IRS workers and others rally in Fresno last week to call for an end to the government shutdown. Photo by Frank Lopez
Written by Gabriel Dillard
Hundreds of IRS employees in the Fresno area were called back to the job today to work without pay during the partial government shutdown.
They join about 46,000 employees –nearly 60 percent of the national IRS workforce –returning to work to handle tax returns and pay out refunds. They won’t be paid during the shutdown.
There are about 6,000 IRS employees in the Fresno area.
With the official start of the tax filing season coming Jan. 28, the Trump administration has promised that taxpayers owed refunds will be paid on time, despite the disruption in government services caused by the partial shutdown now in its fourth week.
There had been growing concern that the shutdown would delay refunds worth hundreds of billions of dollars because the money wouldn’t be available for them from Congress. But last week, the administration said customary shutdown policies will be reversed to make the money available to pay refunds on time.

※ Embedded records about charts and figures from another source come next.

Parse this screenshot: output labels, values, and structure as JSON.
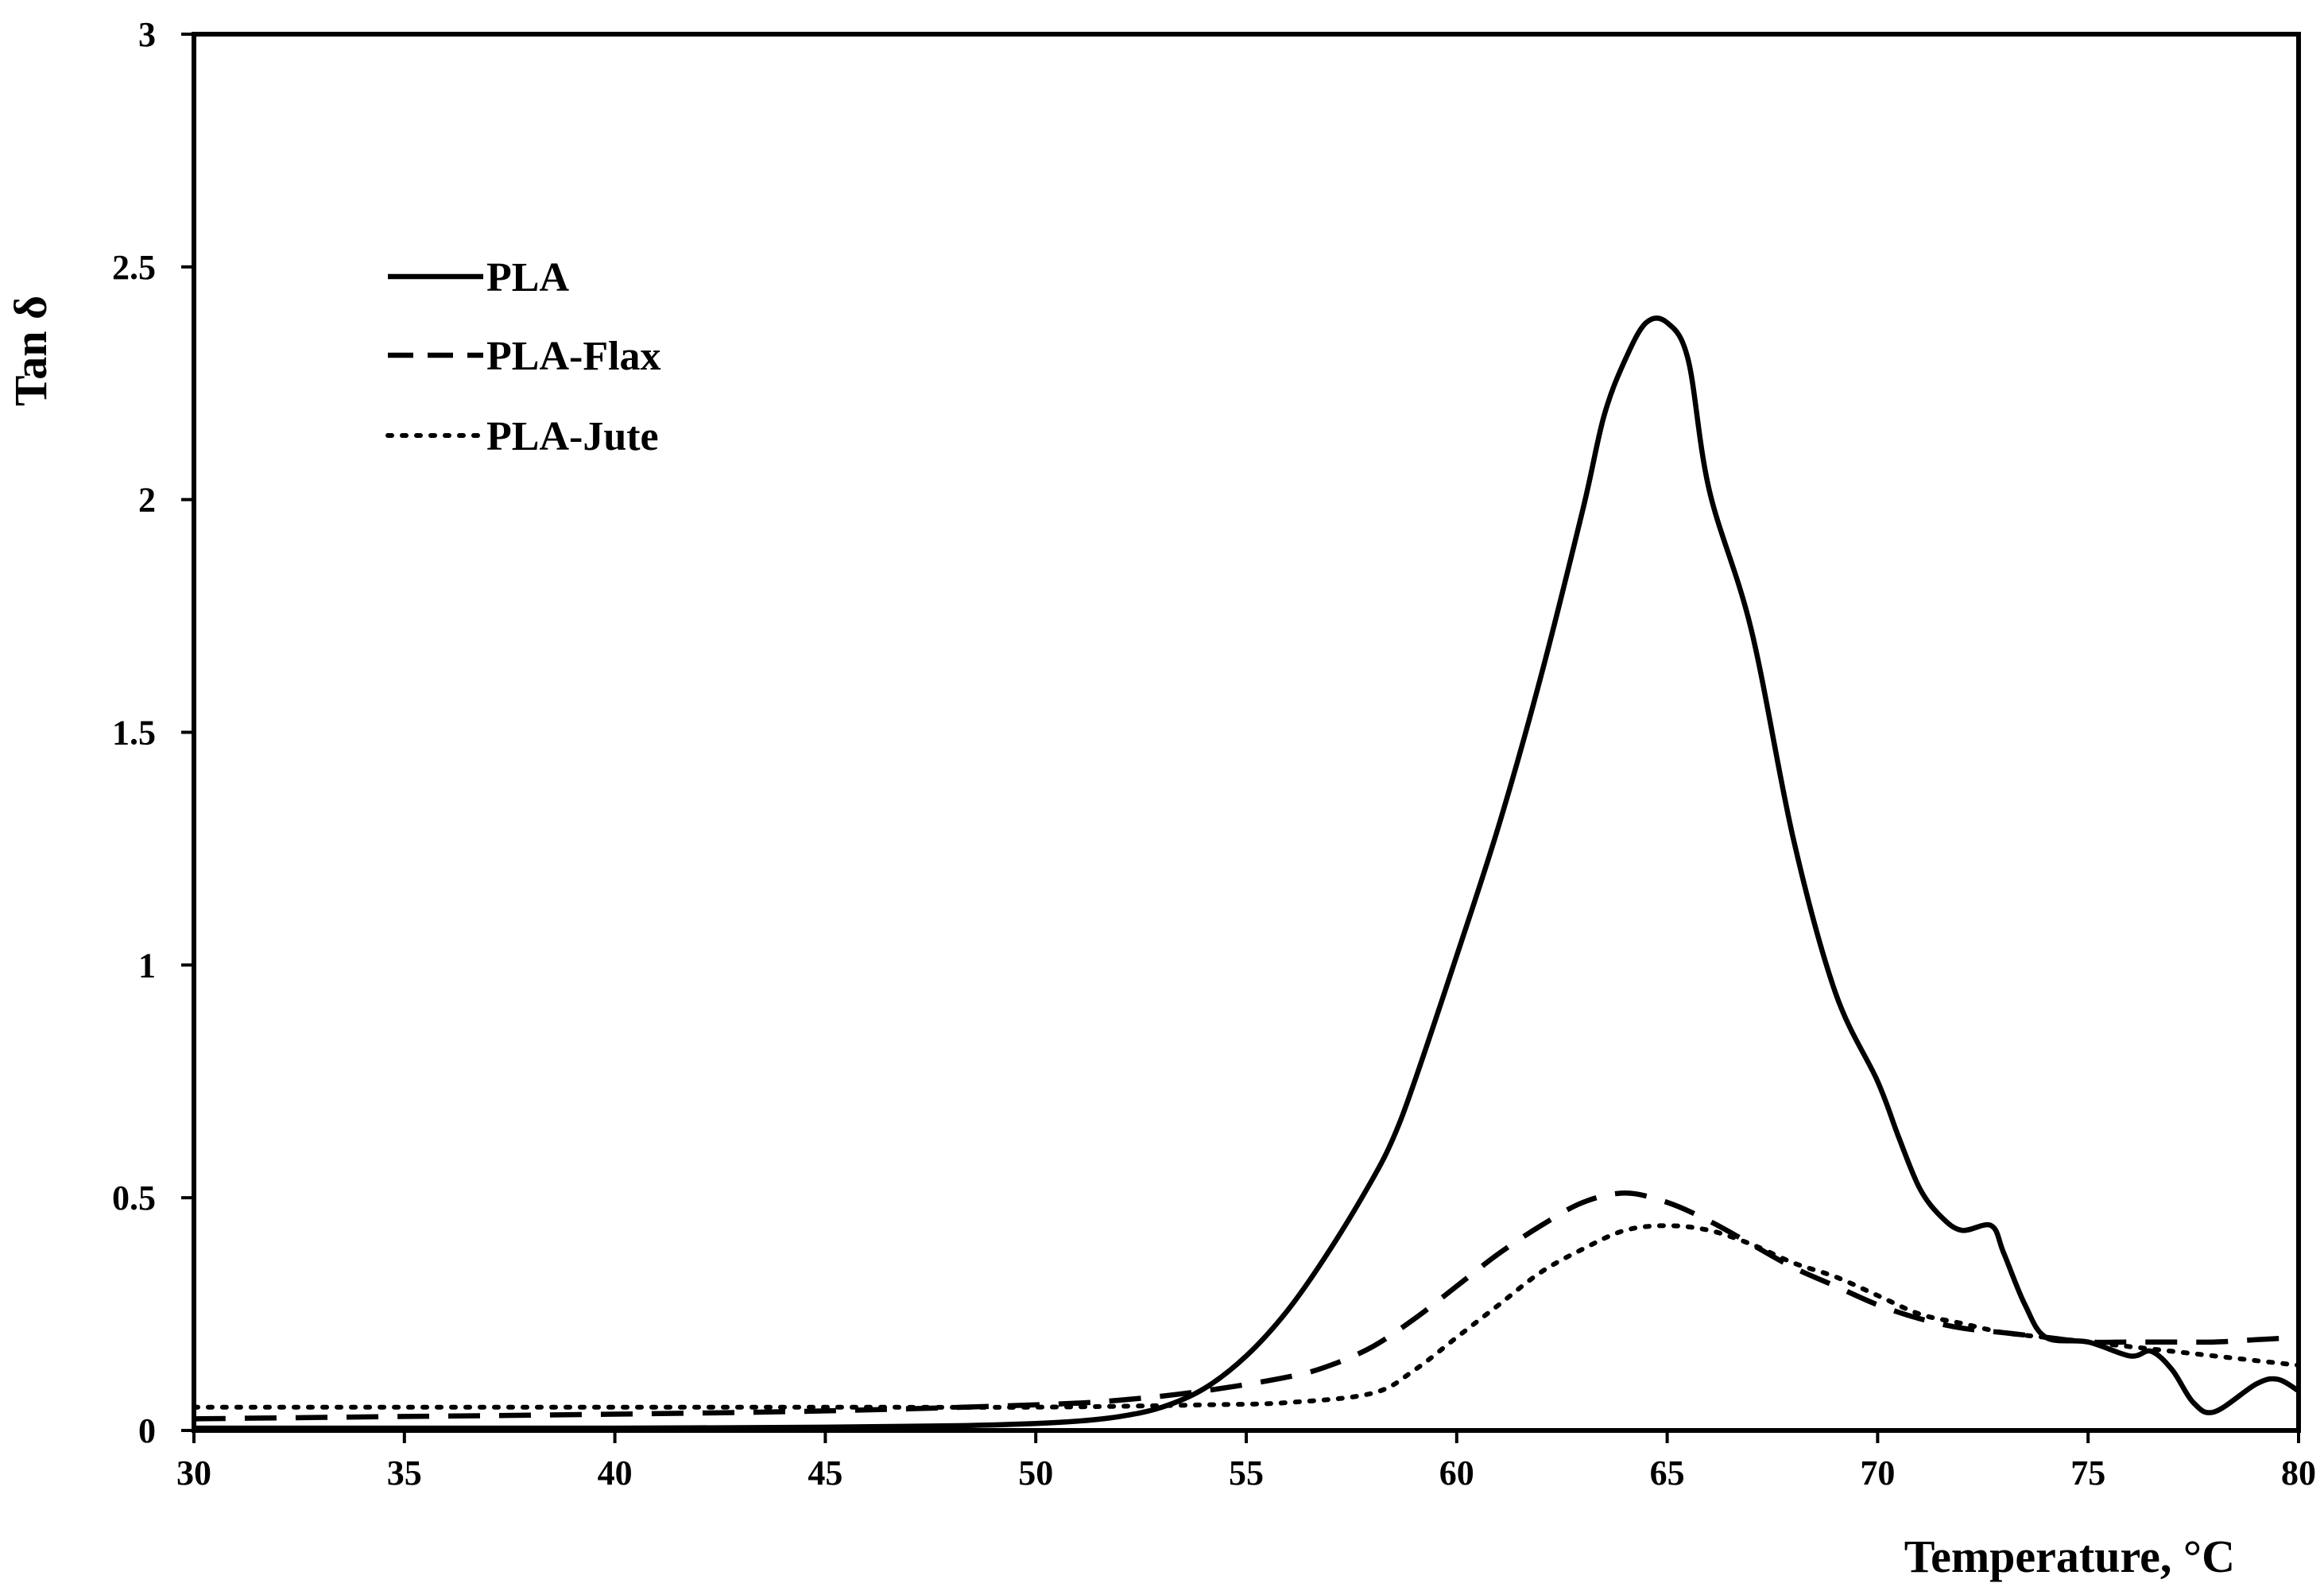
{
  "chart_data": {
    "type": "line",
    "title": "",
    "xlabel": "Temperature, °C",
    "ylabel": "Tan δ",
    "xlim": [
      30,
      80
    ],
    "ylim": [
      0,
      3
    ],
    "xticks": [
      "30",
      "35",
      "40",
      "45",
      "50",
      "55",
      "60",
      "65",
      "70",
      "75",
      "80"
    ],
    "yticks": [
      "0",
      "0.5",
      "1",
      "1.5",
      "2",
      "2.5",
      "3"
    ],
    "grid": false,
    "legend_position": "top-left",
    "series": [
      {
        "name": "PLA",
        "style": "solid",
        "points": [
          [
            30,
            0.005
          ],
          [
            35,
            0.005
          ],
          [
            40,
            0.005
          ],
          [
            45,
            0.007
          ],
          [
            48,
            0.01
          ],
          [
            50,
            0.015
          ],
          [
            51,
            0.02
          ],
          [
            52,
            0.03
          ],
          [
            53,
            0.05
          ],
          [
            54,
            0.09
          ],
          [
            55,
            0.16
          ],
          [
            56,
            0.26
          ],
          [
            57,
            0.39
          ],
          [
            58,
            0.54
          ],
          [
            58.5,
            0.63
          ],
          [
            59,
            0.75
          ],
          [
            60,
            1.02
          ],
          [
            61,
            1.3
          ],
          [
            62,
            1.62
          ],
          [
            63,
            1.98
          ],
          [
            63.5,
            2.18
          ],
          [
            64,
            2.3
          ],
          [
            64.5,
            2.38
          ],
          [
            65,
            2.38
          ],
          [
            65.5,
            2.3
          ],
          [
            66,
            2.02
          ],
          [
            67,
            1.72
          ],
          [
            68,
            1.27
          ],
          [
            69,
            0.94
          ],
          [
            70,
            0.75
          ],
          [
            70.5,
            0.63
          ],
          [
            71,
            0.52
          ],
          [
            71.5,
            0.46
          ],
          [
            72,
            0.43
          ],
          [
            72.7,
            0.44
          ],
          [
            73,
            0.38
          ],
          [
            73.5,
            0.27
          ],
          [
            74,
            0.2
          ],
          [
            75,
            0.19
          ],
          [
            76,
            0.16
          ],
          [
            76.5,
            0.17
          ],
          [
            77,
            0.13
          ],
          [
            77.5,
            0.06
          ],
          [
            78,
            0.04
          ],
          [
            79,
            0.1
          ],
          [
            79.5,
            0.11
          ],
          [
            80,
            0.085
          ]
        ]
      },
      {
        "name": "PLA-Flax",
        "style": "dashed",
        "points": [
          [
            30,
            0.025
          ],
          [
            35,
            0.03
          ],
          [
            40,
            0.035
          ],
          [
            45,
            0.042
          ],
          [
            50,
            0.055
          ],
          [
            52,
            0.065
          ],
          [
            54,
            0.085
          ],
          [
            56,
            0.115
          ],
          [
            57,
            0.14
          ],
          [
            58,
            0.18
          ],
          [
            59,
            0.24
          ],
          [
            60,
            0.31
          ],
          [
            61,
            0.38
          ],
          [
            62,
            0.44
          ],
          [
            63,
            0.49
          ],
          [
            64,
            0.51
          ],
          [
            65,
            0.49
          ],
          [
            66,
            0.45
          ],
          [
            67,
            0.4
          ],
          [
            68,
            0.35
          ],
          [
            69,
            0.31
          ],
          [
            70,
            0.27
          ],
          [
            71,
            0.24
          ],
          [
            72,
            0.22
          ],
          [
            73,
            0.21
          ],
          [
            74,
            0.2
          ],
          [
            75,
            0.19
          ],
          [
            76,
            0.19
          ],
          [
            77,
            0.19
          ],
          [
            78,
            0.19
          ],
          [
            79,
            0.195
          ],
          [
            80,
            0.2
          ]
        ]
      },
      {
        "name": "PLA-Jute",
        "style": "dotted",
        "points": [
          [
            30,
            0.05
          ],
          [
            35,
            0.05
          ],
          [
            40,
            0.05
          ],
          [
            45,
            0.05
          ],
          [
            50,
            0.05
          ],
          [
            54,
            0.055
          ],
          [
            56,
            0.06
          ],
          [
            58,
            0.08
          ],
          [
            59,
            0.13
          ],
          [
            60,
            0.2
          ],
          [
            61,
            0.27
          ],
          [
            62,
            0.34
          ],
          [
            63,
            0.39
          ],
          [
            64,
            0.43
          ],
          [
            65,
            0.44
          ],
          [
            66,
            0.43
          ],
          [
            67,
            0.4
          ],
          [
            68,
            0.36
          ],
          [
            69,
            0.33
          ],
          [
            70,
            0.29
          ],
          [
            71,
            0.25
          ],
          [
            72,
            0.23
          ],
          [
            73,
            0.21
          ],
          [
            74,
            0.2
          ],
          [
            75,
            0.19
          ],
          [
            76,
            0.18
          ],
          [
            77,
            0.17
          ],
          [
            78,
            0.16
          ],
          [
            79,
            0.15
          ],
          [
            80,
            0.14
          ]
        ]
      }
    ]
  }
}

Jason Sisk, an IRS employee in Fresno and president of the National Treasury Employees Union local chapter, said returning to work is a hardship for many of them as they still have to pay for gas to get to and from work. And some are having their car insurance coverage cancelled due to not being able to pay their bills.
“Which means now they’ll have to drive illegally unless they can get approved under a hardship request to remain on the non essential list,” Sisk said.
Local IRS workers held a rally last week in Fresno calling for an end to the shutdown.
Angered over employees having to work without pay, the National Treasury Employee Union representing IRS staff sued in federal court last week to challenge any such agency action on constitutional grounds. The Constitution doesn’t allow the government to obligate funds that haven’t been provided by Congress, and the executive branch “can’t continue to force more and more employees to show up in exchange only for an IOU,” the union said.
On Tuesday, a federal judge rejected the union’s challenge, declining to force the government to pay the recalled employees.
Some experts question whether the administration has the legal authority to reverse earlier policies to allow the government to issue tax refunds during a shutdown.
In 2011, the chief counsel at the IRS concluded that such payments were legally allowed during a shutdown. At the time, the White House Office of Management and Budget, under President Barack Obama, rejected that position and directed the IRS not to pay refunds during a shutdown. But the IRS said last week that OMB had reviewed the issue at the Treasury’s Department’s request and now agrees with the IRS counsel’s position that refunds can legally be paid.
“As federal employees we are clearly being used as political pawns because now that the shutdown has dragged on so that refunds will be delayed, OMB has been told their stance has changed,” Sisk said “This is clearly only to alleviate the political pressure off those who can end the shutdown so the taxpayers won’t ring their phones off the hook.”
The issue is politically sensitive. The massive tax law enacted by Republicans in Congress in late 2017, which is President Donald Trump’s signature legislative achievement, gave generous tax cuts to corporations and the wealthiest Americans and more modest reductions to middle- and low-income households. The law is expected to bring lower taxes for 2018 for the great majority of Americans, and the refunds are a big tangible part of that.
Tax filing season officially starts Jan. 28.
The Associated Press contributed to this report.